Faroes

The expedition to the Aleutian archipelago is part of a larger research programme to understand how monkeyflowers have spread around the world. The pages below are the records of a collecting trip in 2013 to another set of remote islands: The Faroes.

The account of our trip to the Faroes is divided in seven pages. Go to the end of each page to find a link to the next one, or navigate using the side menu.

Click here to download a Google Earth file of the trip.

The Faroe Islands

The Faroe Islands may be known for their many varieties of sheep, superb salmon, stunning and rainy landscapes, and controversial pilot whale hunts. But what draw me to these isolated islands in the North Sea was their unusual monkeflowers.

I first spotted monkeyflowers in the Faroes through a picture in Flickr showing orange-coloured monkeyflowers growing near the sea. The picture was taken as a landscape shot, so there was no information of what species could it be. I first thought these could be the copper monkey flower, Mimulus cupreus, a species native to the Chilean Andes, and which has not become naturalised outside its native range. But perhaps more likely this could be a hybrid between M. cupreus and the common yellow monkeyflower M. guttatus. This hybrid, although rare, has become naturalised in the British Isles. Either way, the cupreus-looking plants seemed out of place in the Faroes, so close to the sea, instead of high up in the Andean mountains or in a Scottish burn.

Finding out the identity of this mysterious orange-coloured monkeyflowers could only be settled by going to the Faroes to see them up close. And so, after securing funding for a field trip, we began planning an expedition to these rain- and wind-swept islands. For this trip I convinced a recently arrived Lecturer at Stirling, Nils Bunnefeld, to come join me. Nils is not a botanist, he studies conservation and conflicts between human exploitation and nature preservation, but he has a flare for travelling, and decided to go and see for himself what were these plants that I was going on and on about.

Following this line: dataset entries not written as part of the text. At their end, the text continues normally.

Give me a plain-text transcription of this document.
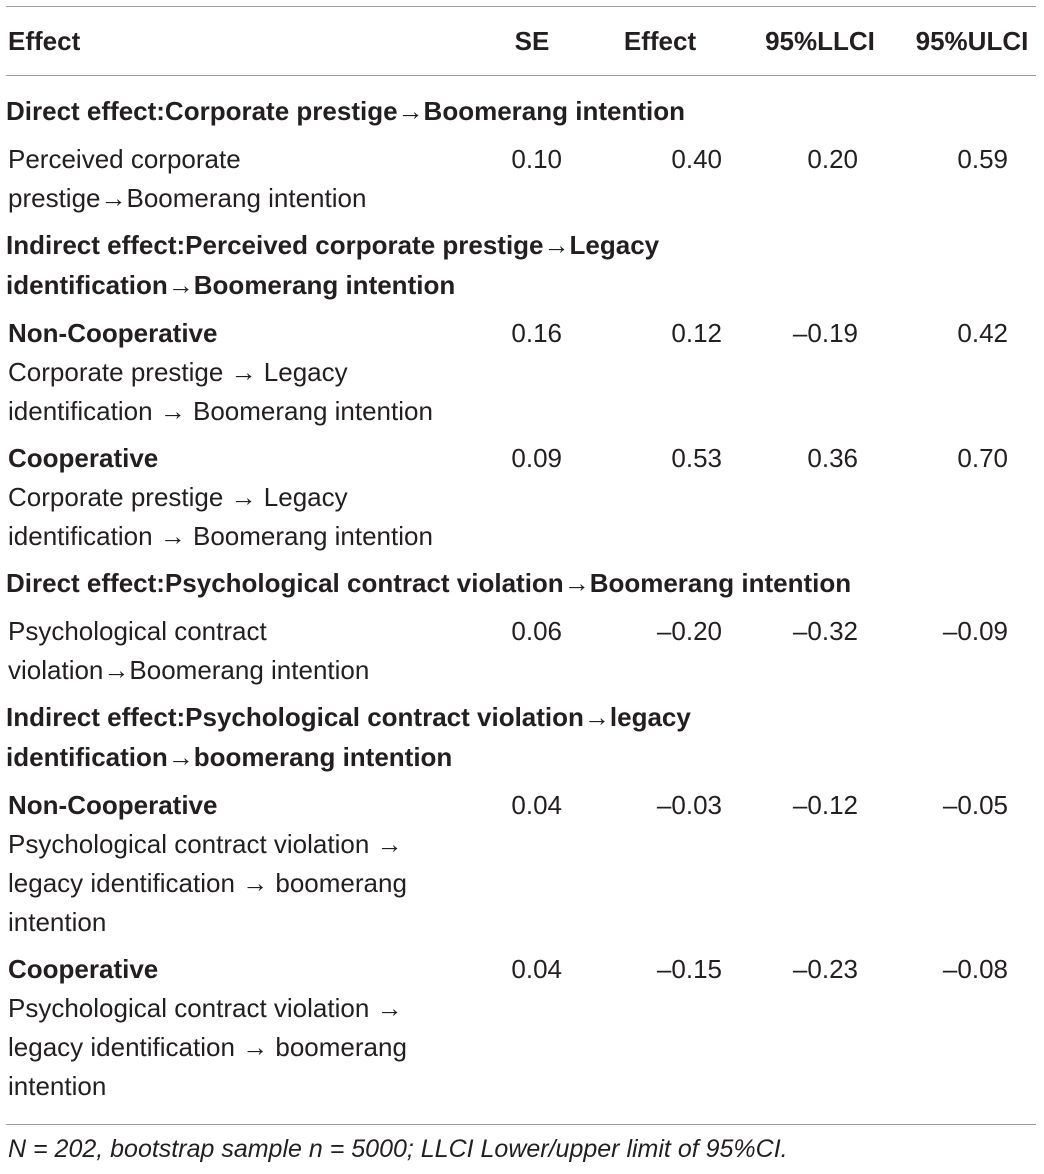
Effect	SE	Effect	95%LLCI	95%ULCI
Direct effect:Corporate prestige→Boomerang intention
Perceived corporate
prestige→Boomerang intention
0.10	0.40	0.20	0.59
Indirect effect:Perceived corporate prestige→Legacy
identification→Boomerang intention
Non-Cooperative
Corporate prestige → Legacy
identification → Boomerang intention
0.16	0.12	–0.19	0.42
Cooperative
Corporate prestige → Legacy
identification → Boomerang intention
0.09	0.53	0.36	0.70
Direct effect:Psychological contract violation→Boomerang intention
Psychological contract
violation→Boomerang intention
0.06	–0.20	–0.32	–0.09
Indirect effect:Psychological contract violation→legacy
identification→boomerang intention
Non-Cooperative
Psychological contract violation →
legacy identification → boomerang
intention
0.04	–0.03	–0.12	–0.05
Cooperative
Psychological contract violation →
legacy identification → boomerang
intention
0.04	–0.15	–0.23	–0.08
N = 202, bootstrap sample n = 5000; LLCI Lower/upper limit of 95%CI.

The trip began on 7 August 2013. The Faroe Islands are located in the North Atlantic, roughly at the centre of a triangle made of Scotland, Norway and Iceland, at a latitude of about 62 degrees North (see map).  But to get there from our home in Stirling, Scotland, we had to fly from Edinburgh to London, and spend the night in an airport hotel, to catch a morning flight that would take us to the Islands.

Location of the Faroe Islands
Location of the Faroe Islands.The Faroe Islands are located at the centre of a triangle made by Scotland, Denmark and Iceland.